L’intéressée sera convoquée à une audition aux fins de s’expliquer sur un fait, étant qu’elle n’a pas noirci sa carte de contrôle pour ses activités d’administratrice de l’A.S.B.L. en liquidation et pour l’association de fait. Elle déclare faire partie des membres de ladite A.S.B.L. en tant que présidente mais n’ayant plus – et ce depuis bien avant la liquidation – exercé aucune activité au sein de celle-ci. La seconde A.S.B.L. a été constituée depuis le contrôle et elle expose ne plus faire partie des membres de celle-ci. La chose serait d’ailleurs, selon ses explications, impossible matériellement, dans la mesure où elle suit des cours depuis deux ans.
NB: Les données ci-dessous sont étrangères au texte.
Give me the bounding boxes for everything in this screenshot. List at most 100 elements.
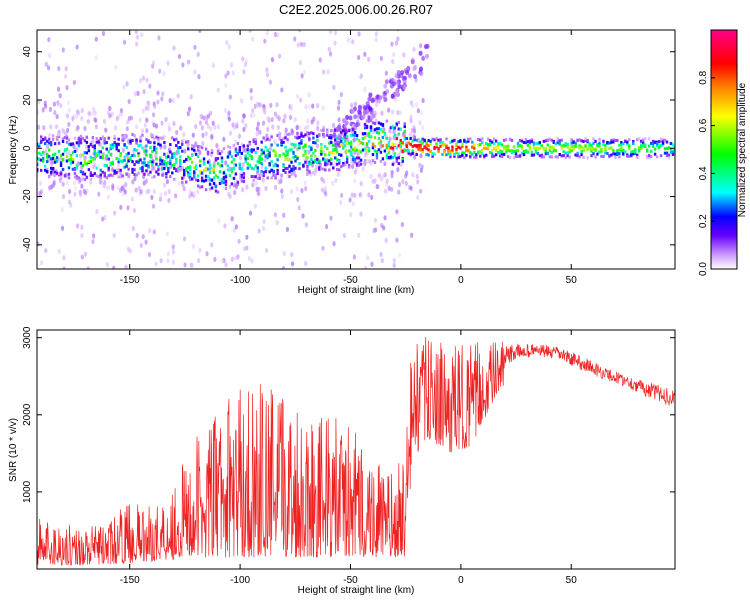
heatmap-cell <box>228 152 232 156</box>
heatmap-cell <box>163 162 166 166</box>
heatmap-cell <box>222 177 226 181</box>
heatmap-cell <box>473 146 476 150</box>
heatmap-cell <box>115 147 118 151</box>
heatmap-cell <box>83 251 88 257</box>
heatmap-cell <box>397 162 401 166</box>
heatmap-cell <box>301 213 305 219</box>
heatmap-cell <box>481 137 484 141</box>
heatmap-cell <box>242 176 246 180</box>
heatmap-cell <box>369 126 373 130</box>
heatmap-cell <box>306 156 309 160</box>
heatmap-cell <box>94 124 98 130</box>
heatmap-cell <box>53 142 57 146</box>
heatmap-cell <box>326 69 330 75</box>
heatmap-cell <box>399 138 402 142</box>
heatmap-cell <box>310 148 313 152</box>
heatmap-cell <box>140 32 144 38</box>
heatmap-cell <box>67 121 71 128</box>
heatmap-cell <box>89 171 93 175</box>
heatmap-cell <box>159 258 163 264</box>
heatmap-cell <box>303 180 307 186</box>
heatmap-cell <box>653 147 657 151</box>
heatmap-cell <box>71 160 75 164</box>
heatmap-cell <box>457 145 460 149</box>
heatmap-cell <box>166 251 170 257</box>
heatmap-cell <box>272 164 275 168</box>
heatmap-cell <box>403 122 406 126</box>
heatmap-cell <box>409 142 412 146</box>
heatmap-cell <box>105 261 109 267</box>
heatmap-cell <box>558 141 561 145</box>
heatmap-cell <box>288 164 291 168</box>
heatmap-cell <box>155 170 158 174</box>
heatmap-cell <box>65 85 69 91</box>
heatmap-cell <box>465 145 468 149</box>
heatmap-cell <box>329 215 333 221</box>
heatmap-cell <box>408 131 413 138</box>
heatmap-cell <box>265 133 269 139</box>
heatmap-cell <box>616 152 619 156</box>
heatmap-cell <box>234 172 238 176</box>
heatmap-cell <box>124 181 128 188</box>
heatmap-cell <box>58 156 63 162</box>
heatmap-cell <box>566 154 569 158</box>
heatmap-cell <box>324 191 328 197</box>
heatmap-cell <box>293 116 297 123</box>
heatmap-cell <box>392 129 396 135</box>
heatmap-cell <box>69 161 73 165</box>
heatmap-cell <box>328 168 331 172</box>
heatmap-cell <box>504 145 508 149</box>
heatmap-cell <box>55 171 59 175</box>
heatmap-cell <box>463 139 466 143</box>
heatmap-cell <box>350 163 355 170</box>
heatmap-cell <box>258 155 261 159</box>
heatmap-cell <box>413 73 418 79</box>
heatmap-cell <box>467 139 470 143</box>
heatmap-cell <box>210 186 214 190</box>
heatmap-cell <box>400 221 404 228</box>
heatmap-cell <box>626 140 629 144</box>
heatmap-cell <box>45 160 49 164</box>
heatmap-cell <box>260 148 263 152</box>
heatmap-cell <box>397 181 402 188</box>
heatmap-cell <box>37 156 39 160</box>
heatmap-cell <box>320 167 323 171</box>
heatmap-cell <box>177 140 180 144</box>
heatmap-cell <box>216 156 220 160</box>
heatmap-cell <box>343 144 347 148</box>
heatmap-cell <box>586 147 589 151</box>
heatmap-cell <box>133 134 136 138</box>
heatmap-cell <box>544 139 548 143</box>
heatmap-cell <box>274 150 277 154</box>
heatmap-cell <box>489 139 492 143</box>
heatmap-cell <box>327 46 331 52</box>
heatmap-cell <box>339 199 343 206</box>
heatmap-cell <box>155 162 158 166</box>
heatmap-cell <box>262 225 266 232</box>
heatmap-cell <box>302 41 306 48</box>
heatmap-cell <box>153 141 156 145</box>
heatmap-cell <box>616 149 619 153</box>
heatmap-cell <box>560 154 563 158</box>
heatmap-cell <box>392 257 396 264</box>
heatmap-cell <box>417 147 420 151</box>
heatmap-cell <box>328 153 331 157</box>
heatmap-cell <box>61 158 65 162</box>
heatmap-cell <box>494 139 498 143</box>
heatmap-cell <box>265 30 269 36</box>
heatmap-cell <box>463 151 466 155</box>
heatmap-cell <box>361 166 365 172</box>
heatmap-cell <box>89 155 93 159</box>
heatmap-cell <box>538 146 542 150</box>
heatmap-cell <box>300 73 304 79</box>
heatmap-cell <box>399 141 402 145</box>
heatmap-cell <box>108 105 112 111</box>
heatmap-cell <box>87 168 91 172</box>
heatmap-cell <box>113 169 116 173</box>
heatmap-cell <box>418 162 422 168</box>
heatmap-cell <box>262 151 265 155</box>
heatmap-cell <box>542 146 546 150</box>
heatmap-cell <box>443 149 446 153</box>
heatmap-cell <box>304 222 308 228</box>
heatmap-cell <box>592 152 595 156</box>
Pour ce qui est du jour de l’inspection, elle confirme qu’elle n’était pas présente dans les lieux mais qu’elle est descendue de chez elle et s’est présentée aux inspecteurs.

Les explications données sont confirmées par des documents, en ce qui concerne les cours suivis et l’absence d’implication dans la nouvelle A.S.B.L.
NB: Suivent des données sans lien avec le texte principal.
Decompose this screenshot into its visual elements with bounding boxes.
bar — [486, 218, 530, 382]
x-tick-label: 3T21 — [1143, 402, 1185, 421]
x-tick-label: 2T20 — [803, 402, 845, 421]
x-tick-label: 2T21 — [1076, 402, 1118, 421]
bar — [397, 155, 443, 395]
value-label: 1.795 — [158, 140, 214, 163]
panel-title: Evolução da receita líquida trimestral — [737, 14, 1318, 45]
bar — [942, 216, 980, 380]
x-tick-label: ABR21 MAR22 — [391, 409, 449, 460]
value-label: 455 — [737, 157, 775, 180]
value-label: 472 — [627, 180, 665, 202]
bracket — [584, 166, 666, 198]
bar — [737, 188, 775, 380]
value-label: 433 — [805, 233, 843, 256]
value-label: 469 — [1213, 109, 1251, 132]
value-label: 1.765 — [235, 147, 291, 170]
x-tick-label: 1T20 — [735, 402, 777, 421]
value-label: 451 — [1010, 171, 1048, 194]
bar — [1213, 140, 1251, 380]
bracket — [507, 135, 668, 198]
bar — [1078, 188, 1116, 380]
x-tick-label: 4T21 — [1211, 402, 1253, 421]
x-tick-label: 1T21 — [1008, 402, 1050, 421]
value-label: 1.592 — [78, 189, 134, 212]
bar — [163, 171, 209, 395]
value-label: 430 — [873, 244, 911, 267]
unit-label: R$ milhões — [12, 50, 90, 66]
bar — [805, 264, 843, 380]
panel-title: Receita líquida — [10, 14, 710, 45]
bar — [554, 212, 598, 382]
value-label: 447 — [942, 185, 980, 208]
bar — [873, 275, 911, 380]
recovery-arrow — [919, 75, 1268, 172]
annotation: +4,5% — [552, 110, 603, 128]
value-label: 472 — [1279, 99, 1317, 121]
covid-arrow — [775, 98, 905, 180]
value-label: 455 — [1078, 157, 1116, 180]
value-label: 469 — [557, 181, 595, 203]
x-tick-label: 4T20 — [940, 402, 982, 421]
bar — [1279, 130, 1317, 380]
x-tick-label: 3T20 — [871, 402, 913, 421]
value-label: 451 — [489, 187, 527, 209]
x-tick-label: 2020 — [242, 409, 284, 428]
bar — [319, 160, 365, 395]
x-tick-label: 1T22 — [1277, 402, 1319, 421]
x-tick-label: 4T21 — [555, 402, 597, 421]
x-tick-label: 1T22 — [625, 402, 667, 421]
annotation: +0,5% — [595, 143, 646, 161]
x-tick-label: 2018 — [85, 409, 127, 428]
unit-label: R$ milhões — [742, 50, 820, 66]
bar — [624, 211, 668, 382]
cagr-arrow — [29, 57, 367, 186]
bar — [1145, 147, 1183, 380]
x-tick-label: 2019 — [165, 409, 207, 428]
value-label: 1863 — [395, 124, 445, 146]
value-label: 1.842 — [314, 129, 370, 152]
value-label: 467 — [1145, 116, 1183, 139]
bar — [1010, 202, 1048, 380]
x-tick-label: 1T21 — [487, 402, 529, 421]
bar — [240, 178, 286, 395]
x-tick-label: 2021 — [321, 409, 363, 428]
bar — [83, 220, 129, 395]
L’ONEm prend cependant, suite à cette audition, une décision d’exclusion du bénéfice des allocations de chômage pour la période considérée, ainsi que de récupération des allocations perçues indûment. Une exclusion pour l’avenir, pendant une période de vingt-sept semaines, est également décidée en application de l’article 154, alinéa 3, de l’arrêté royal organique.

L’ONEm considère notamment dans sa décision que l’intéressée n’a pas déclaré au préalable son activité et qu’elle ne prouve pas que celle-ci ne lui a pas procuré de rémunération ou d’avantages matériels. Il s’agit pour l’Office de travail au sens de l’article 45 de l’arrêté royal. L’intéressée n’était dès lors pas privée de travail et de rémunération.

En outre, il est considéré qu’il y a intention frauduleuse, celle-ci étant établie par le fait qu’elle a effectué une activité professionnelle sans l’indiquer sur sa carte de contrôle, et ce alors que les obligations à cet égard y sont bien mentionnées. L’ONEm considère encore qu’elle a fait l’objet d’une sanction administrative pour travail non déclaré pour le compte de la même société et qu’elle peut d’ailleurs être poursuivie pénalement. Le dossier est ainsi transmis à l’auditeur du travail. Pour ce qui est de la durée de la sanction, celle-ci est motivée par le fait qu’elle n’était pas déclarée en Dimona et que les instructions concernant la tenue de la carte de contrôle sont clairement mentionnées sur celle-ci, de telle sorte qu’elle ne pouvait les ignorer.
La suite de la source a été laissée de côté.